„Weniger und dafür längere Reisen“

Wie nachhaltiges Reisen gelingt und was die Corona-Pandemie verändert hat, erklärt Nachhaltigkeitsexperte Wolfgang Strasdas.

Hängeseilbrücke „Geierlay“ im Hunsrück
Hängeseilbrücke „Geierlay“ im Hunsrück Adobe Stock

Herr Professor Strasdas, welchen Einfluss hatte die Corona-Pandemie auf den Tourismus?
Die Natur hat sich in Teilen erholt, das konnte man während der Lockdowns beobachten. Aber Tourismus in Schutzgebieten hat in vielen Ländern auch positive Wirkungen: Für Großwild in afrikanischen Nationalparks ist Tourismus die beste Nutzungsform, weil es den lebenden Tieren einen ökonomischen Wert gibt. Während der Pandemie wurde wieder mehr gewildert. Over-Tourism wurde hingegen in Ländern wie Deutschland wegen des verstärkten Binnentourismus‘ zum Problem, vor allem in Naturgebieten in der Nähe von Großstädten. Ansonsten scheint es jetzt vielerorts fast wie vor der Pandemie zu sein. Die Menschen haben verständlicherweise ein Nachholbedürfnis.

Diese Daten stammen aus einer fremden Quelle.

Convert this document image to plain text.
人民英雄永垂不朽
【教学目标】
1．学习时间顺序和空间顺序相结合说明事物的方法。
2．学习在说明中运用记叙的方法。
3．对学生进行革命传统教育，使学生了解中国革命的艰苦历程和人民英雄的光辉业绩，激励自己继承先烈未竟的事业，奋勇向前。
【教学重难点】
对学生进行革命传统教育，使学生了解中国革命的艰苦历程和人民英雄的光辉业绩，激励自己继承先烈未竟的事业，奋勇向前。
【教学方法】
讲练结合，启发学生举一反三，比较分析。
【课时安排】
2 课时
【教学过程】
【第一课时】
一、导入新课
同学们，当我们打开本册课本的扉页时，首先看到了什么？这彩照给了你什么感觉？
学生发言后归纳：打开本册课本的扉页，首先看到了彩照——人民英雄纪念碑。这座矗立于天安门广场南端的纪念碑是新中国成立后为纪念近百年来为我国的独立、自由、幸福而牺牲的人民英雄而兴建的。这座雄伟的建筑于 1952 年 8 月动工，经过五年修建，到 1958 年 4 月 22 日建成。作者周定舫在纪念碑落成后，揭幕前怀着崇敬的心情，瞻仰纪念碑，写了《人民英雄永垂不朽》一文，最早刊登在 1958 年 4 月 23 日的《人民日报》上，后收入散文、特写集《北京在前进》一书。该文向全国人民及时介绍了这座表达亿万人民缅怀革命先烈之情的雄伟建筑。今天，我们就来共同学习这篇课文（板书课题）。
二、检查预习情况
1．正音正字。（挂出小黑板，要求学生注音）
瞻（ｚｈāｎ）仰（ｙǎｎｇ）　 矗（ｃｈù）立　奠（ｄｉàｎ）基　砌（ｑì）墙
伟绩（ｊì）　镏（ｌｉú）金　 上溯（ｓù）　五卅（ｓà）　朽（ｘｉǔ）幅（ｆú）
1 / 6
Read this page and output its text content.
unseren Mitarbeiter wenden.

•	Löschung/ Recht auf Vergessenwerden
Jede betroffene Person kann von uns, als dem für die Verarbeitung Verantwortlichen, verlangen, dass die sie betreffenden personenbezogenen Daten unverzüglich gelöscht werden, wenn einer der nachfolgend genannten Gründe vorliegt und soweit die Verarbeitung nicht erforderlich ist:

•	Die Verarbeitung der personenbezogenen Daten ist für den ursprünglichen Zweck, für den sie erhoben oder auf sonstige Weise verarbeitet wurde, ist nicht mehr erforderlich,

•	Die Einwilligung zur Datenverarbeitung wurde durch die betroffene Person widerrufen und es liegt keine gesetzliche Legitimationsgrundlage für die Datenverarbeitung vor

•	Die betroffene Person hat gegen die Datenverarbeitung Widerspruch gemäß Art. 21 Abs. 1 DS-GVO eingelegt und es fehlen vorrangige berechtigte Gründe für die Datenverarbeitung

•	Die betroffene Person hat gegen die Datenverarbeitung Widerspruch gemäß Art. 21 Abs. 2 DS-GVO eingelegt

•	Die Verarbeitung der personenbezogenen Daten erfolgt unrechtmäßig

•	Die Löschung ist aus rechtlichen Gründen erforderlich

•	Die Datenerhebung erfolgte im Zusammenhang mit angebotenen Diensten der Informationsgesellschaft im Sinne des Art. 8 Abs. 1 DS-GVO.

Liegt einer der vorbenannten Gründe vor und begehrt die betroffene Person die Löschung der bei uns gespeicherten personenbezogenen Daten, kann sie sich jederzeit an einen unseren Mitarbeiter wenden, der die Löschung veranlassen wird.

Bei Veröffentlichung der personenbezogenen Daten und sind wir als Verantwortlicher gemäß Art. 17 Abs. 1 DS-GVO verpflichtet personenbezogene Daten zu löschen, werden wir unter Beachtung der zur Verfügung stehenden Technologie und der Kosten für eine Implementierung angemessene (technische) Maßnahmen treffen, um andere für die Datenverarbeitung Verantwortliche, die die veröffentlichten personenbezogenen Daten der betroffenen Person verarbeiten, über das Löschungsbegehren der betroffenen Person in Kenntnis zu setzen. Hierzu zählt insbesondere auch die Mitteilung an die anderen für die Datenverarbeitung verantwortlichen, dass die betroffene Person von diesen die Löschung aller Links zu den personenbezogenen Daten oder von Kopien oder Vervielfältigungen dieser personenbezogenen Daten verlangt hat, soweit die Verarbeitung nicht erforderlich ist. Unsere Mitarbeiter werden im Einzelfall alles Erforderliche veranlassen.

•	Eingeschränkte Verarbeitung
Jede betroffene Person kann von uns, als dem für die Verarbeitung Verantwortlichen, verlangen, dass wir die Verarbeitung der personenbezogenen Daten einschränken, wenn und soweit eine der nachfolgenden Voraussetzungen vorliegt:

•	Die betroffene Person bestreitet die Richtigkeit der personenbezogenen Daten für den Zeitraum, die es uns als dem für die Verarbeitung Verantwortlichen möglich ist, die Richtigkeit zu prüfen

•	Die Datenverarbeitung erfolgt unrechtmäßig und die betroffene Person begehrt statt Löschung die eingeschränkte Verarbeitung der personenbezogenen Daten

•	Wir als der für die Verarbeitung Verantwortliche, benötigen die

Wolfgang Strasdas forscht im Nachhaltigen Tourismus.
Wolfgang Strasdas forscht im Nachhaltigen Tourismus. Wolfgang Strasdas

Also hat die Pandemie uns nicht wachgerüttelt, künftig nachhaltiger zu reisen?
Ein höheres Bewusstsein in Bezug auf Nachhaltigkeit ist auf jeden Fall zu beobachten. Für Tourismusunternehmen steht aber erst einmal im Vordergrund, die Verluste der Pandemie auszugleichen. Eine strategische Nachhaltigkeitsausrichtung wird derzeit auch überlagert von den vielen Knappheiten, die im Zuge des Krieges in der Ukraine aufgetreten sind. Ressourcen werden eher unfreiwillig eingespart. Bei den Touristinnen und Touristen sieht es ähnlich aus: Viele finden Nachhaltigkeit zwar wichtig, wollen aber auch wieder ohne Einschränkungen reisen. Wenn dennoch Zurückhaltung geübt wird, dann eher, weil viele ihr Geld gerade zusammenhalten. Schöner wäre es natürlich, wenn ein Umdenken aus Einsicht erfolgt und nicht von Krisen erzwungen ist.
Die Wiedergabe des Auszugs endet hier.